Visualizations in Fig. 49 show more regular waveforms in the alpha and beta-frequency ranges with higher association for the healthy class and more waveforms in other frequency ranges as well as less regular waveforms with higher association for the pathological class. As examples for the healthy class, plots 1 and 3 show oscillations with a strong alpha component and plots 15-17 show oscillations with strong beta components. For the pathological class, we see slower oscillations, e.g., in plots 53 and 60, and also more irregular waveforms in, e.g., plots 49 and 52.
Investigation of Very Low Frequencies#
One surprising observation from the visualizations are differences in the very low frequencies (<=0.5 Hz) between the two class prototypes. For example, the very different mean values in the class prototypes for FP1 and FP2 suggest very low frequency information differs between the two classes on those electrodes. These kinds of differences motivated us to more deeply investigate in how far very low frequency information is predictive of pathology.
EEG-InvNet |
EEG-CosNet |
Fourier-GMM |
---|---|---|
75.4 |
75.0 |
75.4 |
For this, we trained an EEG-InvNet on data lowpassed to be below 0.5 Hz. For the lowpass, we first removed all Fourier components above 0.5 Hz for each recording and also for each 2-second input window for the network. This retained 75.4% accuracy with the EEG-InvNet, indicating even these very low frequencies remain fairly informative about the pathologicality of the recording.

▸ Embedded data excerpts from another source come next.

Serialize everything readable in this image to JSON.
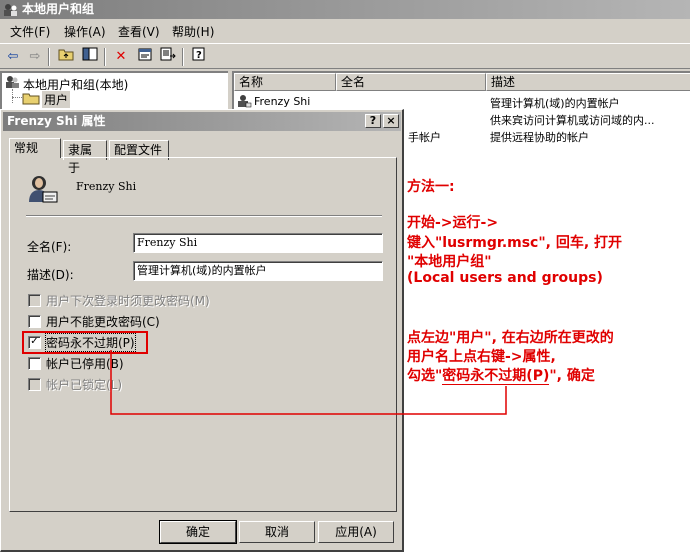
{
  "window": {
    "title": "本地用户和组"
  },
  "menu": [
    "文件(F)",
    "操作(A)",
    "查看(V)",
    "帮助(H)"
  ],
  "tree": {
    "root": "本地用户和组(本地)",
    "users": "用户"
  },
  "list": {
    "headers": [
      "名称",
      "全名",
      "描述"
    ],
    "rows": [
      {
        "name": "Frenzy Shi",
        "fullname": "",
        "desc": "管理计算机(域)的内置帐户"
      },
      {
        "name": "",
        "fullname": "",
        "desc": "供来宾访问计算机或访问域的内..."
      },
      {
        "name": "",
        "fullname": "手帐户",
        "desc": "提供远程协助的帐户"
      }
    ]
  },
  "dialog": {
    "title": "Frenzy Shi 属性",
    "help_btn": "?",
    "close_btn": "×",
    "tabs": [
      "常规",
      "隶属于",
      "配置文件"
    ],
    "username": "Frenzy Shi",
    "fullname_label": "全名(F):",
    "fullname_value": "Frenzy Shi",
    "desc_label": "描述(D):",
    "desc_value": "管理计算机(域)的内置帐户",
    "checkboxes": [
      {
        "label": "用户下次登录时须更改密码(M)",
        "checked": false,
        "enabled": false
      },
      {
        "label": "用户不能更改密码(C)",
        "checked": false,
        "enabled": true
      },
      {
        "label": "密码永不过期(P)",
        "checked": true,
        "enabled": true
      },
      {
        "label": "帐户已停用(B)",
        "checked": false,
        "enabled": true
      },
      {
        "label": "帐户已锁定(L)",
        "checked": false,
        "enabled": false
      }
    ],
    "ok": "确定",
    "cancel": "取消",
    "apply": "应用(A)"
  },
  "annotation": {
    "line1": "方法一:",
    "line2": "开始->运行->",
    "line3": "键入\"lusrmgr.msc\", 回车, 打开",
    "line4": "\"本地用户组\"",
    "line5": "(Local users and groups)",
    "line6": "点左边\"用户\", 在右边所在更改的",
    "line7": "用户名上点右键->属性,",
    "line8a": "勾选\"",
    "line8b": "密码永不过期(P)",
    "line8c": "\", 确定"
  },
  "colors": {
    "annotation": "#e00000",
    "title_gray": "#7d7d7d"
  }
}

We additionally trained the EEG-CosNet with a temporal filter spanning the entire input window length of 2 seconds and found it to retain 75% test accuracy. Finally, we also directly trained a 8-component gaussian mixture model Fourier-GMM in Fourier space. Only 3 dimensions per electrode remain: real value of the 0-Hz component ( summed values of the input window) and real and imaginary value of the 0.5-Hz Fourier component). Each of the 8 mixture components had learnable class weights, how much each mixture component contributed to that classes learned distribution. The Fourier-GMM also retains 75.4% test accuracy. All results are shown in Table 22.

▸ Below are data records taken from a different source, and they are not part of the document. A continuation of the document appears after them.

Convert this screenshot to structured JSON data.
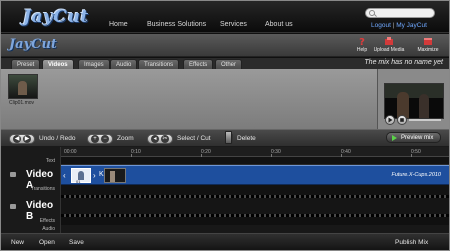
{
  "site": {
    "logo": "JayCut",
    "nav": [
      "Home",
      "Business Solutions",
      "Services",
      "About us"
    ],
    "account": {
      "logout": "Logout",
      "my": "My JayCut"
    }
  },
  "app": {
    "logo": "JayCut",
    "header_buttons": {
      "help": "Help",
      "upload": "Upload Media",
      "maximize": "Maximize"
    },
    "tabs": [
      "Preset",
      "Videos",
      "Images",
      "Audio",
      "Transitions",
      "Effects",
      "Other"
    ],
    "active_tab": "Videos",
    "mix_title": "The mix has no name yet"
  },
  "media": {
    "clip_label": "Clip01.mov"
  },
  "toolbar": {
    "undo_redo": "Undo / Redo",
    "zoom": "Zoom",
    "select_cut": "Select / Cut",
    "delete": "Delete",
    "preview_mix": "Preview mix",
    "undo_symbols": "◀",
    "redo_symbols": "▶"
  },
  "timeline": {
    "ticks": [
      "00:00",
      "0:10",
      "0:20",
      "0:30",
      "0:40",
      "0:50"
    ],
    "labels": {
      "text": "Text",
      "video_a": "Video A",
      "transitions": "Transitions",
      "video_b": "Video B",
      "effects": "Effects",
      "audio": "Audio"
    },
    "clip_a_number": "01",
    "watermark": "Future.X-Cups.2010"
  },
  "footer": {
    "new": "New",
    "open": "Open",
    "save": "Save",
    "publish": "Publish Mix"
  },
  "colors": {
    "accent_blue": "#1e4f9e",
    "link_blue": "#6fa8ff",
    "play_green": "#5bd24a"
  }
}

EEG-InvNet Visualizations#
The visualizations of the EEG-InvNet show several interesting features. The class prototypes in Fig. 50 show differences at most electrodes, especially pronounced for A1 and A2. The per-electrode prototypes in Fig. 50 show predictive information in the T3,T4 and T6 electrodes.
EEG-CosNet Visualizations#
Visualization of the EEG-CosNet in Fig. 52 contain strong frontally components associated with the healthy class and components in temporal areas associated with the pathological class. The temporal components are in line with the per-electrode visualization, and the frontal components were already visible as differences in mean signal values in the class prototypes on the original data.
Fourier-GMM Visualizations#
Visualizations of the Fourier-GMM in Fig. 54 again show frontal components associated with the healthy class and other components, with spatial topographies that include temporal areas, associated with the pathological class.
Overall, the visualizations consistently indicate a frontal component predictive for the healthy class and other components, with a spatial topography that often includes temporal and nearby areas, predictive for the pathological class.
Open Questions
What other methods may in the future help understand discriminative features in the EEG signal?